Neyse ipin ucunu kaçırmadan kaba hatlarını çizmeye çalışayım olayın: Turgut Özben adındaki inşaat mühendisi çok yakın arkadaşı Selim Işık’ın intihar etmesi üzerine derin düşüncelere dalıyor. İntihar sebebini araştırıyor. Selim’in diğer yakın arkadaşlarıyla konuşuyor. Önce Süleyman Kargı’dan aldığı eski tarz yazılmış şarkı sözleri ve açıklamalarıyla bunaltıyor okuyucuyu. Bu uzun bölüm bana bir edebiyat-şiir eleştirisi gibi geldi. Şiirin hayattaki yerinin bizdeki gibi olmaması gerektiğini mi vurguluyor acaba yazar diye düşünüp durdum, okuyanların yardımlarını bekliyorum özellikle bu şiir açıklamaları konusunda.

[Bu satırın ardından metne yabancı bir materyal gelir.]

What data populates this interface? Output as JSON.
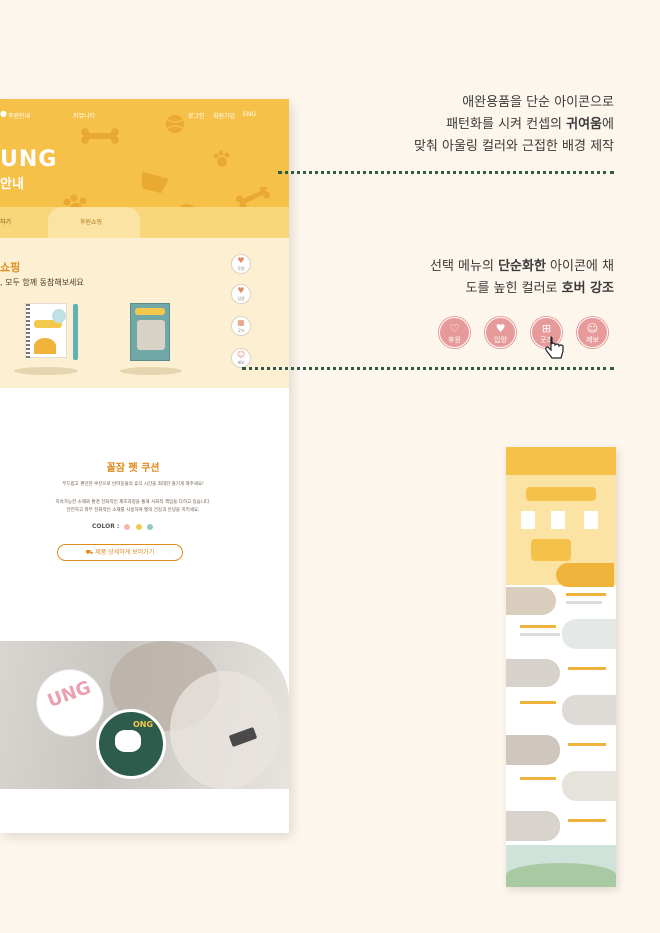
{
  "mockup": {
    "nav": {
      "item_guide": "후원안내",
      "item_community": "커뮤니티",
      "item_login": "로그인",
      "item_join": "회원가입",
      "item_lang": "ENG"
    },
    "hero": {
      "logo_text": "UNG",
      "subtitle": "안내"
    },
    "tabs": {
      "left": "하기",
      "right": "후원쇼핑"
    },
    "shop": {
      "title": "쇼핑",
      "description": ", 모두 함께 동참해보세요"
    },
    "side_menu": [
      {
        "label": "후원",
        "icon": "heart-hand-icon"
      },
      {
        "label": "입양",
        "icon": "heart-paw-icon"
      },
      {
        "label": "굿즈",
        "icon": "gift-icon"
      },
      {
        "label": "제보",
        "icon": "person-icon"
      }
    ],
    "coupon": {
      "title": "꼴잠 펫 쿠션",
      "line1": "부드럽고 편안한 쿠션으로 반려동물의 휴식 시간을 최대한 즐기게 해주세요!",
      "line2": "지속가능한 소재와 환경 친화적인 제조과정을 통해 사회적 책임을 다하고 있습니다.",
      "line3": "안전하고 파부 친화적인 소재를 사용하여 펫의 건강과 안녕을 지키세요.",
      "color_label": "COLOR :",
      "colors": [
        "#f2b8b0",
        "#f3c84e",
        "#8fc8c8"
      ],
      "cta": "제품 상세하게 보러가기"
    }
  },
  "annotations": {
    "block1": {
      "line1": "애완용품을 단순 아이콘으로",
      "line2_pre": "패턴화를 시켜 컨셉의 ",
      "line2_bold": "귀여움",
      "line2_post": "에",
      "line3": "맞춰 아울링 컬러와 근접한 배경 제작"
    },
    "block2": {
      "line1_pre": "선택 메뉴의 ",
      "line1_bold": "단순화한",
      "line1_post": " 아이콘에 채",
      "line2_pre": "도를 높힌 컬러로 ",
      "line2_bold": "호버 강조"
    },
    "hover_icons": [
      {
        "label": "후원",
        "icon": "heart-hand-icon"
      },
      {
        "label": "입양",
        "icon": "heart-paw-icon"
      },
      {
        "label": "굿즈",
        "icon": "gift-icon"
      },
      {
        "label": "제보",
        "icon": "person-icon"
      }
    ],
    "accent": "#e79a9a",
    "dotted_color": "#2f5a4a"
  },
  "colors": {
    "background": "#fdf6ec",
    "primary_yellow": "#f6c148",
    "accent_orange": "#e08b1e"
  }
}
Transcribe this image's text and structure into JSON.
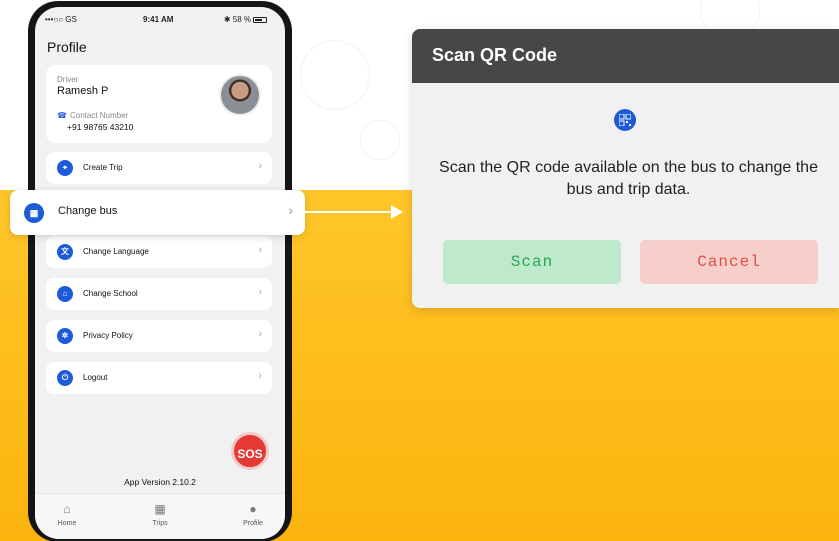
{
  "status_bar": {
    "carrier": "•••○○ GS",
    "time": "9:41 AM",
    "battery": "58 %"
  },
  "profile": {
    "title": "Profile",
    "driver_label": "Driver",
    "driver_name": "Ramesh P",
    "contact_label": "Contact Number",
    "contact_value": "+91 98765 43210"
  },
  "menu": {
    "items": [
      {
        "label": "Create Trip",
        "icon": "location-pin-icon"
      },
      {
        "label": "Change Language",
        "icon": "translate-icon"
      },
      {
        "label": "Change School",
        "icon": "school-icon"
      },
      {
        "label": "Privacy Policy",
        "icon": "privacy-icon"
      },
      {
        "label": "Logout",
        "icon": "power-icon"
      }
    ],
    "chevron": "›"
  },
  "popout": {
    "label": "Change bus",
    "icon": "qr-code-icon",
    "chevron": "›"
  },
  "sos_label": "SOS",
  "app_version": "App Version 2.10.2",
  "tabs": [
    {
      "label": "Home",
      "icon": "home-icon"
    },
    {
      "label": "Trips",
      "icon": "calendar-icon"
    },
    {
      "label": "Profile",
      "icon": "user-icon"
    }
  ],
  "dialog": {
    "title": "Scan QR Code",
    "message": "Scan the QR code available on the bus to change the bus and trip data.",
    "scan_label": "Scan",
    "cancel_label": "Cancel"
  },
  "colors": {
    "accent_blue": "#1e5bd8",
    "background_yellow": "#fcb40d",
    "sos_red": "#e53935",
    "scan_green": "#25a851",
    "cancel_red": "#e04e43",
    "dialog_header": "#474747"
  }
}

Ne olursa olsun, romanın olmasa da olur dediğim bölümleri bu bölümler. Bu şiir açıklamaları vesilesiyle yazar bürokrasi ve sosyal yaşam ve hatta din örgütlenmeleri  üzerine aksiklopedik eleştiriler düzmüş ama olaylar arası geçişler yok viyadüklerden atlarken okuyucu kendini alttaki şosede bulabilir alimallah. Süleyman Kargı’dan sonra Selim’i tanıyan Metin’le meyhaneleri ve randevuevlerini ziyaret ediyor Turgut  ama Metin’e Selim’le buralarda yaşadıklarını anlattırıyor, Selim Turgut’un yerini almaya başlıyor yok ters söyledim, Turgut, Selim oluyor. Bundan sonrasında her kahraman biraz Selim’dir. Selim’in başka yakın arkadaşı  müzmin talebe Esat ve Selim’in sevgilisi Günseli de Selim’le yaşadıklarını anlatıyorlar. Günseli’nin anlattıklarında yazar değişik bir biçim denemiş, hiç noktalama işareti kullanmamış. Sular seller gibi yazmış. Bir duygu akışını okuyucuya hissettirmek için yapmış bunu diye düşündüm, başka nedenleri de olabilir tabi. Bunlar da kesmiyor Turgut’u evini işini terk edip Anadolu’ya gidiyor. Niye gidiyor, Selim’i mi arıyor, Selim olmaya mı gidiyor? Kendisini mi arıyor? Karısından mı kaçıyor? Çıkaramadım. Bu konuda da yardım bekliyorum. Ama en hareketli bölüm bu bölüm.  Adam (Turgut) önce kendi arabasıyla, sonra trenle yolculuk ediyor. Ve bir istasyonda kayboluyor. Roman böyle bitiyor. Oğ, az kalsın en büyük yeniliği unutuyordum asıl kahramanımızı, Olriç’i, Turgut’un iç beni Olriç. Her halde Olriç de kayboluyor.
7. Tutunamayanlar, bir toplum eleştirisi, bireyi eleştiren bir eser. Çuvaldızı da bireye batırıyor. “Sistemde hata arayacağına bir şeyler yap, adam ol önce” diyor sanki. Bana şu meşhur Konya sözünü hatırlattı: Ahali sağlam sen kendine bak.

8. Ne okuyayım diyenlere  Tutunamayanlar’ı şiddetle tavsiye ederim.